Sadly, Dick Van Dyke is no Rob Petrie, though he believes he is.  This memoir is self-justification, writ large.  Things he's proud of, like refusing to do family-unfriendly material, redound greatly to his credit; things like his alcoholism and his extramarital affair ... well, those are just unfortunate natural occurrences, like earthquakes and hurricanes, that could happen to anyone at any time.  He praises himself for helping other men with drinking problems by acting in The Morning After, a TV movie about an alcoholic.  By his own admission, however, the advocacy group, the National Association of Alcoholism, asked that the ending show the main character recovering, to give hope to those who recognized their own trajectories in the story; Van Dyke insisted that his character fail despite repeated attempts to beat his addiction, backing up his rationalization that alcoholism is a random disease that he couldn't do anything about and certainly can't be blamed for contracting.  Some guys, like he, are "lucky" enough to beat alcoholism, and some, like his character in the Movie of the Week, aren't.

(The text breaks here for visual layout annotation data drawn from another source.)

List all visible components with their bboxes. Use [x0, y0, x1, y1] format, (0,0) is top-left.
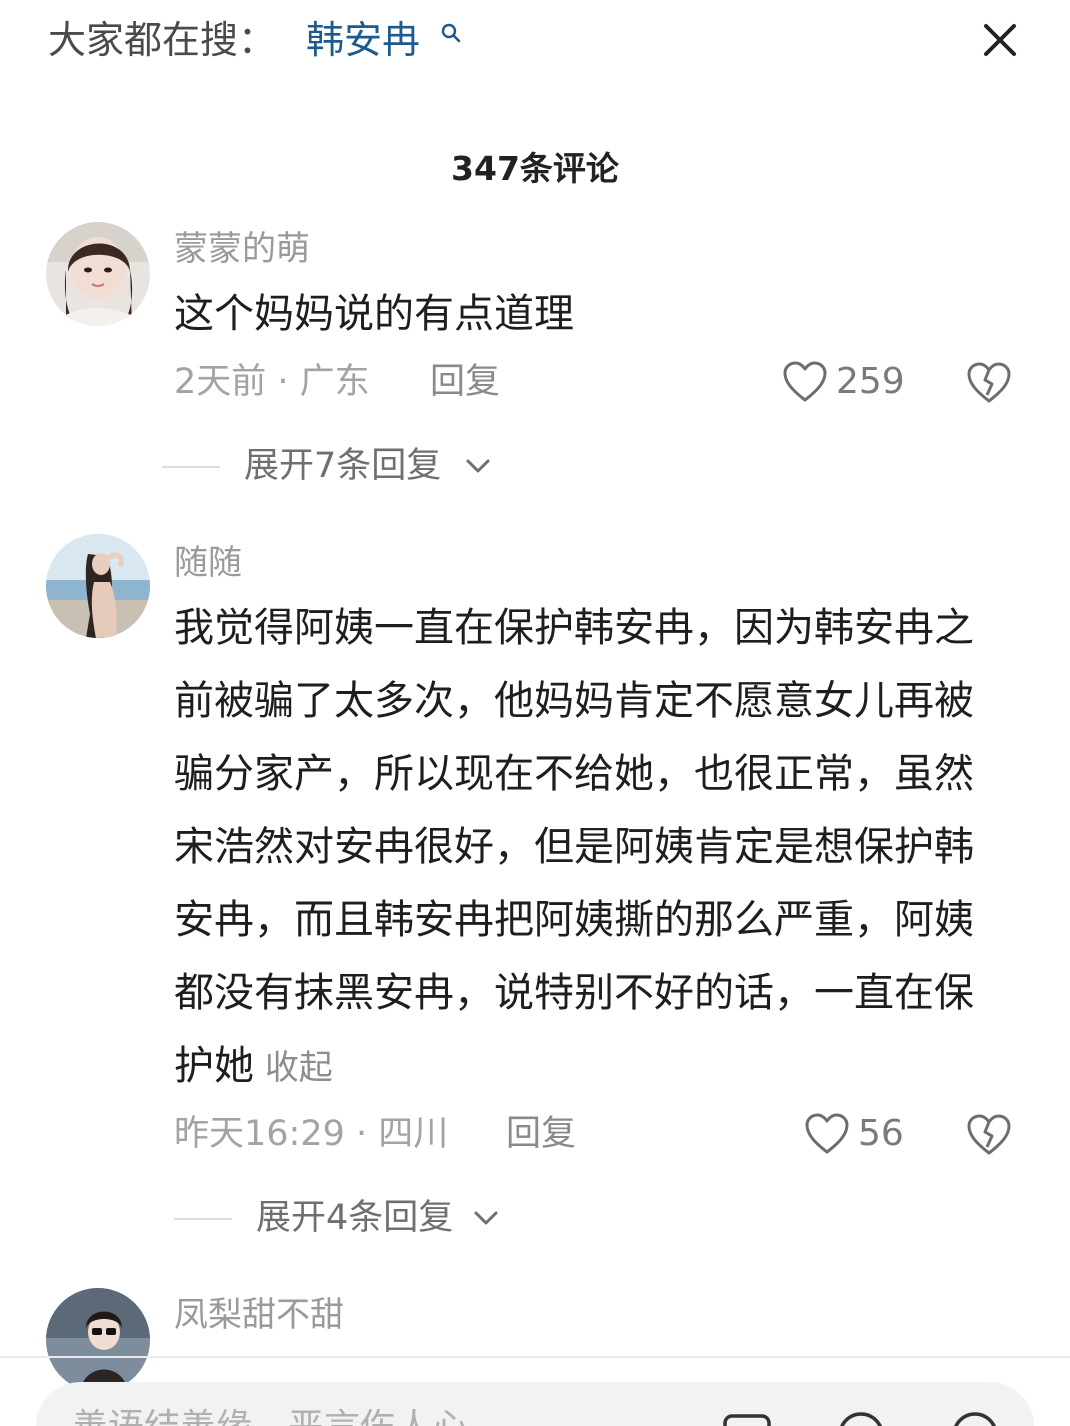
chevron-down-icon: [466, 459, 490, 473]
at-icon[interactable]: [834, 1408, 888, 1426]
like-count: 56: [858, 1113, 904, 1154]
comment-username[interactable]: 蒙蒙的萌: [174, 226, 310, 272]
comment-username[interactable]: 凤梨甜不甜: [174, 1292, 344, 1338]
reply-button[interactable]: 回复: [506, 1110, 576, 1158]
like-count: 259: [836, 361, 905, 402]
bottom-divider: [0, 1356, 1070, 1358]
comment-text: 这个妈妈说的有点道理: [174, 291, 574, 337]
comment-body: 我觉得阿姨一直在保护韩安冉，因为韩安冉之前被骗了太多次，他妈妈肯定不愿意女儿再被…: [174, 605, 974, 1089]
search-hint-bar: 大家都在搜： 韩安冉: [0, 0, 1070, 90]
close-icon[interactable]: [974, 14, 1026, 66]
expand-replies-label: 展开7条回复: [244, 446, 442, 486]
comments-count-title: 347条评论: [451, 149, 619, 188]
comment-username[interactable]: 随随: [174, 540, 242, 586]
expand-divider: [174, 1218, 232, 1220]
comment-text: 我觉得阿姨一直在保护韩安冉，因为韩安冉之前被骗了太多次，他妈妈肯定不愿意女儿再被…: [174, 592, 994, 1105]
collapse-label: 收起: [264, 1048, 333, 1088]
chevron-down-icon: [474, 1211, 498, 1225]
comment-input[interactable]: 善语结善缘，恶言伤人心: [36, 1382, 1034, 1426]
broken-heart-icon[interactable]: [966, 360, 1012, 406]
broken-heart-icon[interactable]: [966, 1112, 1012, 1158]
search-icon[interactable]: [440, 22, 462, 44]
like-button[interactable]: 56: [804, 1110, 924, 1158]
collapse-button[interactable]: 收起: [254, 1048, 333, 1088]
avatar[interactable]: [46, 222, 150, 326]
expand-replies-button[interactable]: 展开7条回复: [162, 442, 502, 490]
emoji-icon[interactable]: [948, 1408, 1002, 1426]
avatar[interactable]: [46, 534, 150, 638]
heart-icon: [783, 361, 827, 402]
comments-page: 大家都在搜： 韩安冉 347条评论 蒙蒙的萌 这个妈妈说的有点道理 2天前 · …: [0, 0, 1070, 1426]
like-button[interactable]: 259: [782, 358, 922, 406]
search-hint-prefix: 大家都在搜：: [48, 18, 277, 62]
avatar[interactable]: [46, 1288, 150, 1392]
comment-input-placeholder: 善语结善缘，恶言伤人心: [72, 1404, 468, 1426]
expand-replies-label: 展开4条回复: [256, 1198, 454, 1238]
comment-meta: 昨天16:29 · 四川: [174, 1114, 449, 1154]
comment-meta: 2天前 · 广东: [174, 362, 370, 402]
image-icon[interactable]: [720, 1408, 774, 1426]
expand-divider: [162, 466, 220, 468]
expand-replies-button[interactable]: 展开4条回复: [174, 1194, 514, 1242]
heart-icon: [805, 1113, 849, 1154]
search-hint-term[interactable]: 韩安冉: [306, 14, 420, 66]
reply-button[interactable]: 回复: [430, 358, 500, 406]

This same pattern of rationalization and self-justification repeats throughout his life.  He feels guilty about having an affair only until he explains to his wife that falling in love with another woman was just something that "happened" to him; after that, it becomes her problem that she can't accept the truth, and he placidly moves in with his girlfriend while still married to her. When he argues with other leaders in his church over the civil rights movement, he walks away from organized religion forever without looking back, judging it to be worthless: this, despite the fact that he has just lovingly described two men who worked within the organized church whom he greatly admired.  If Dick Van Dyke doesn't get his way, well, he's taking his ball and going home.

Like most celebrities, I suspect Van Dyke has been surrounded by groupies and sycophants for so long that he has no idea how he comes across to "ordinary" readers.  Toward the end of the book, he describes getting a star on the Hollywood Walk of Fame and recalling that he spent the evening of his 14th wedding anniversary working late with Mary Tyler Moore on a song for The Dick Van Dyke Show.  He never called home to let his wife know where he was or that he was going to be late or to apologize or to acknowledge the occasion in any way.  When he finally arrived home that evening, he found her dressed up in an evening gown with a candlelit dinner on the table, ruined.  There was no mention of the incident when he was actually recounting that period of his life, nor does he seem to feel particularly bad about it in retrospect.  It was just one of those things that "happened," and, as Morey Amsterdam points out, all the neglect of his family worked out in the end because he got his star.